Fazil Say ist der berühmteste Pianist der Türkei. Am Montag wurde er zu zehn Monaten Haft auf Bewährung verurteilt. Ein Istanbuler Gericht sah es als erwiesen an, dass Say die religiösen Werte eines Teils der türkischen Bevölkerung verletzt habe.

Der 43-jährige Say gibt in dieser Woche mehrere Konzerte in Deutschland, zu dem Urteil äußerte er sich knapp auf Facebook: 'Ich bin traurig im Namen meiner Heimat. (. . .) Dass ich verurteilt wurde, obwohl ich unschuldig bin, ist weniger für mich besorgniserregend, sondern vielmehr für die Meinungs- und Glaubensfreiheit in der Türkei.'



Mit seinen Beiträgen im Internet soll Starpianist Fazil Say die religiösen Werte eines Teils der türkischen Bevölkerung verletzt haben - so sah es das Gericht, dass ihn dafür zu zehn Monaten Gefängnis verurteilte.

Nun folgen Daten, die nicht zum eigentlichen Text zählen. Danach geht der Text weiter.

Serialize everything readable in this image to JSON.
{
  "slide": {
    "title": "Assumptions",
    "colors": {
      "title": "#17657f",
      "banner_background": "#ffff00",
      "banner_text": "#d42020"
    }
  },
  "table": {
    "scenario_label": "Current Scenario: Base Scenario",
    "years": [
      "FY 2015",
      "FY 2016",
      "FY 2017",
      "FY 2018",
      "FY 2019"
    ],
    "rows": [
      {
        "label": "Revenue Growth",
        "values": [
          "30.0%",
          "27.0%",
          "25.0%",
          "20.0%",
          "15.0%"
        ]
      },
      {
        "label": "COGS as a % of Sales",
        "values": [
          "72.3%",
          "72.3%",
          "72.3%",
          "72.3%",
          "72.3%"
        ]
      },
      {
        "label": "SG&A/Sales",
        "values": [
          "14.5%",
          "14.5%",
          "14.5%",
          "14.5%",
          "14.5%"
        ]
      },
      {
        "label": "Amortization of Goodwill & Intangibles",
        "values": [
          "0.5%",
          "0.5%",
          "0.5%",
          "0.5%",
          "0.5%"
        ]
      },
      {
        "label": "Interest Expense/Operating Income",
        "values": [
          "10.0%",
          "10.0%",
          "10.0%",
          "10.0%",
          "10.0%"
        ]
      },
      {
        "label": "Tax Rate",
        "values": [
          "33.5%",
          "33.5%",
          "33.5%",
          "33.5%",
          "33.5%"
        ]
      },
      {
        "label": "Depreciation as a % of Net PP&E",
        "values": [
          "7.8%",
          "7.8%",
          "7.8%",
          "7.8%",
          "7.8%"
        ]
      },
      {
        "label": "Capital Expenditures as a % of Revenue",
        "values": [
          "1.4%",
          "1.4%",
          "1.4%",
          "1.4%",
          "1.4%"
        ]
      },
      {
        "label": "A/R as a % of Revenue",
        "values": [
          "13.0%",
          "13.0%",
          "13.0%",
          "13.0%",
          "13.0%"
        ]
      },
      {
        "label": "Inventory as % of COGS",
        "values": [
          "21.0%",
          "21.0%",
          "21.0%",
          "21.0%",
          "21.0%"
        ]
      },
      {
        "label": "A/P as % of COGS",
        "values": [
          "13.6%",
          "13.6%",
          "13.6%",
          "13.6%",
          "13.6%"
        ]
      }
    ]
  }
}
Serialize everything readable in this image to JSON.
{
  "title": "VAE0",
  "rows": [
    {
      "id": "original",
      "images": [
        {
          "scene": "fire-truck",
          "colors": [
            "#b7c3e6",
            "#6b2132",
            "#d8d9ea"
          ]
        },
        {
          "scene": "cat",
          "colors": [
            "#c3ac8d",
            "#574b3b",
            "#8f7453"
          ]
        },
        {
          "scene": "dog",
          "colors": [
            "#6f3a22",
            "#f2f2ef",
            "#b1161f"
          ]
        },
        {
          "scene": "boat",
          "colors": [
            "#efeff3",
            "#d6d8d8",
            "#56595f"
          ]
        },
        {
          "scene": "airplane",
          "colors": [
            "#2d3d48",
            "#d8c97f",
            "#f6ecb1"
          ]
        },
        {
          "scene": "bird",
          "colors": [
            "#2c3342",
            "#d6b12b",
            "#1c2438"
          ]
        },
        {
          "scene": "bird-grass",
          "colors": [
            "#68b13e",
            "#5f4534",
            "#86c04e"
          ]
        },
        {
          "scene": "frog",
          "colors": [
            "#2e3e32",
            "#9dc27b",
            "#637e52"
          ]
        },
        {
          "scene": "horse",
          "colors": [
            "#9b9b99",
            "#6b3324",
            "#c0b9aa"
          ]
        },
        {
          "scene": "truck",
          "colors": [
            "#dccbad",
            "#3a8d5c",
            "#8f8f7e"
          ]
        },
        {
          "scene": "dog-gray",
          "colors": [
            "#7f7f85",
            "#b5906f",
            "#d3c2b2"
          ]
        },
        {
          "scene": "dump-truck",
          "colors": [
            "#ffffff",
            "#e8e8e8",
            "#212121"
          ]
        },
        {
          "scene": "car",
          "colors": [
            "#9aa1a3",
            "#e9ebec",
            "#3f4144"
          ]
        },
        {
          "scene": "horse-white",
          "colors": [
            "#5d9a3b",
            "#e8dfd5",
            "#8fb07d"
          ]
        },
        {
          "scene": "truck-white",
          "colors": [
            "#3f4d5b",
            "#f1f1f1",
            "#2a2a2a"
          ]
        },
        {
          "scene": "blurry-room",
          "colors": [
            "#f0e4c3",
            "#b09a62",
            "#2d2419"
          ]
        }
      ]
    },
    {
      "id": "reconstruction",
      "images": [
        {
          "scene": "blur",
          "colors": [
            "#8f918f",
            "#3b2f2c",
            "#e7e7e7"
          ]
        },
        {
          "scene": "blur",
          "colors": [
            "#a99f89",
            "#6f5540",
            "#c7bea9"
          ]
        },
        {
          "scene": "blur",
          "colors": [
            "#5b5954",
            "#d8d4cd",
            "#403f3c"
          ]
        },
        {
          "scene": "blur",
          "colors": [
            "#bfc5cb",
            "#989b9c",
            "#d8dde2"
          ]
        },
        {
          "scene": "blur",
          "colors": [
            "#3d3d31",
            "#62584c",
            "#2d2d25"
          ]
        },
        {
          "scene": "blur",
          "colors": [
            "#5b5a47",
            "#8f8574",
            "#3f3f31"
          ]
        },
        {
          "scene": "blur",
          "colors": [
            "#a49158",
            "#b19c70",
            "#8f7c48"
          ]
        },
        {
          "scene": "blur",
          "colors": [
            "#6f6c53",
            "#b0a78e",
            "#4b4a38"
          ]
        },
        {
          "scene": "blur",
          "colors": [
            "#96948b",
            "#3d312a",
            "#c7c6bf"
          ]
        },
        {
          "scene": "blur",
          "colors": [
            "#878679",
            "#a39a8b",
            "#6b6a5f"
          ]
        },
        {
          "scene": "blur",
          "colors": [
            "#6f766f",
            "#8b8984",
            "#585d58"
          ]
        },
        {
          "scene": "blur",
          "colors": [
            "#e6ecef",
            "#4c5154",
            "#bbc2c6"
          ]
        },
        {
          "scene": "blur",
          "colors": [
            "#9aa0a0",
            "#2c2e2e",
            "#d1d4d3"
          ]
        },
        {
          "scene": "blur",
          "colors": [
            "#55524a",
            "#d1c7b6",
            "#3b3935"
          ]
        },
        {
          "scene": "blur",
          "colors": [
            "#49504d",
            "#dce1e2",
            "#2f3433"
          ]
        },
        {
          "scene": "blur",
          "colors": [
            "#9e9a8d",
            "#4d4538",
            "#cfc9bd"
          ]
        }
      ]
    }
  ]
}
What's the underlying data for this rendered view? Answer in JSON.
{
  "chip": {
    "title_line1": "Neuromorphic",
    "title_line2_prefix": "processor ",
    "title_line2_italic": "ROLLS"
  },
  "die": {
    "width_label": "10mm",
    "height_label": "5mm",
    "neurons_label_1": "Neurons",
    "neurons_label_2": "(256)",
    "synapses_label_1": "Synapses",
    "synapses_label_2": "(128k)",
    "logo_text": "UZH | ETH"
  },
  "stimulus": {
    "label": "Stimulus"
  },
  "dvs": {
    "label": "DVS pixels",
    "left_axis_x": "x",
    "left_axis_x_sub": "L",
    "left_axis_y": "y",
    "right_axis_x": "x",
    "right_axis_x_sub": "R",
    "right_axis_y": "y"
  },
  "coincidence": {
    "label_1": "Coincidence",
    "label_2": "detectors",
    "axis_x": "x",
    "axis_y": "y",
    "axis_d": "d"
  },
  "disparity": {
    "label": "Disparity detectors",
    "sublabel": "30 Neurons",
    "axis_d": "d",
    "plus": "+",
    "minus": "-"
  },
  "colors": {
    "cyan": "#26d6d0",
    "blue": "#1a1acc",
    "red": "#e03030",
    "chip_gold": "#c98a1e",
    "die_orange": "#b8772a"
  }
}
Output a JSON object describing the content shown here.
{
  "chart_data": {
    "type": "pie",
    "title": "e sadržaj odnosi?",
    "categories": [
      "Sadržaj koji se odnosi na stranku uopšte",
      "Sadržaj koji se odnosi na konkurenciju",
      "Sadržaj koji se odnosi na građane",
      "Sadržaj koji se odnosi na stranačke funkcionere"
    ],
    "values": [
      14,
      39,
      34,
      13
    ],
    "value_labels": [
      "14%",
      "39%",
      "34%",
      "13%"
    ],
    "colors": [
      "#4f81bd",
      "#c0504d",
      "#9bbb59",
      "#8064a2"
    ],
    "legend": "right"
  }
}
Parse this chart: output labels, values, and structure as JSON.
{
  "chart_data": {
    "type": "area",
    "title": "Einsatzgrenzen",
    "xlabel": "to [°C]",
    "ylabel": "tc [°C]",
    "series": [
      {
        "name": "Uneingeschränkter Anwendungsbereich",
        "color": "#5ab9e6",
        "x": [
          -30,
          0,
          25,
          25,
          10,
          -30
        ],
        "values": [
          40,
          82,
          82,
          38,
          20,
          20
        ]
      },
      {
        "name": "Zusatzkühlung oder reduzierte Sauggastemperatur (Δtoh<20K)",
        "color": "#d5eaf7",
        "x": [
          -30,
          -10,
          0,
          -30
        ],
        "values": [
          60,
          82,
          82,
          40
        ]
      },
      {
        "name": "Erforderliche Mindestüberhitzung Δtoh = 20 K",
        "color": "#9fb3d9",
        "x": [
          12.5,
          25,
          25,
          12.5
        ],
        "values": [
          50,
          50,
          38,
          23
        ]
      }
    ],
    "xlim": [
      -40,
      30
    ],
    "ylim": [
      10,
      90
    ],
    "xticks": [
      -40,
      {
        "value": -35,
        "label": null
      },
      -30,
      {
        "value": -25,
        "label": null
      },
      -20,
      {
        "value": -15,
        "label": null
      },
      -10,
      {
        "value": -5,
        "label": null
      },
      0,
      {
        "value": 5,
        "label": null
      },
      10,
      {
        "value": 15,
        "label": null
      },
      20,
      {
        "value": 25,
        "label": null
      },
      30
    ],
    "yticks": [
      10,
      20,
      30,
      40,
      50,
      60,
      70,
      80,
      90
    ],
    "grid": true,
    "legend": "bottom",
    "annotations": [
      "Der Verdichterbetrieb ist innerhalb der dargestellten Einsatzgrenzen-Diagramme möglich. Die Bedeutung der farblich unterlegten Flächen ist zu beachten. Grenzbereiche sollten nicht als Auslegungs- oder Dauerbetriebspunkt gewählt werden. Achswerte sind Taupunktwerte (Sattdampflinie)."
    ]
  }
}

Im vergangenen Jahr hatte Say auf Twitter ein Gedicht verbreitet, das dem mittelalterlichen persischen Dichter Omar Khayyam zugeschrieben wird: 'Du behauptest, durch die Bäche wird Wein fließen - ist das Paradies etwa eine Schänke? Du sagst, jeder Gläubige wird zwei Jungfrauen bekommen - ist das Paradies etwa ein Bordell?' Außerdem hatte Say getweetet: 'Überall wo es Schwätzer, Schurken, Sensationsgierige, Diebe, Blödmänner gibt, sind sie alle furchtbar fromm.'

Im Internet löste das Urteil eine heftige Diskussion über die Meinungsfreiheit aus. 'Ich will nicht Teil einer solchen muslimischen Gesellschaft sein, ab sofort bin ich Atheist', schrieb ein Leser der Zeitung Hürriyet. Ein anderer konterte: 'Wenn Atheisten schimpfen, ist das also Freiheit, oder was? Wenn du nicht glaubst, dann glaub halt nicht, aber halt doch die Klappe.'

Der Schuldspruch gegen Fazil Say dürfte seine Kläger zu weiteren Prozessen ermutigen. Allein der Bauingenieur Ali Emre Bukagili hat mehr als Hundert 'Islambeleidiger' verklagt. Am Montag verurteilte ein anderes Istanbuler Gericht einen 29 Jahre alten Türken namens Abdulkerim U. zu sechs Monaten Haft - nach demselben Paragrafen 216 des Strafesetzbuchs, aber ohne Bewährung und ohne öffentliches Aufsehen. Er hatte laut Anklage 'den Propheten Muhammad beleidigt', auf Facebook.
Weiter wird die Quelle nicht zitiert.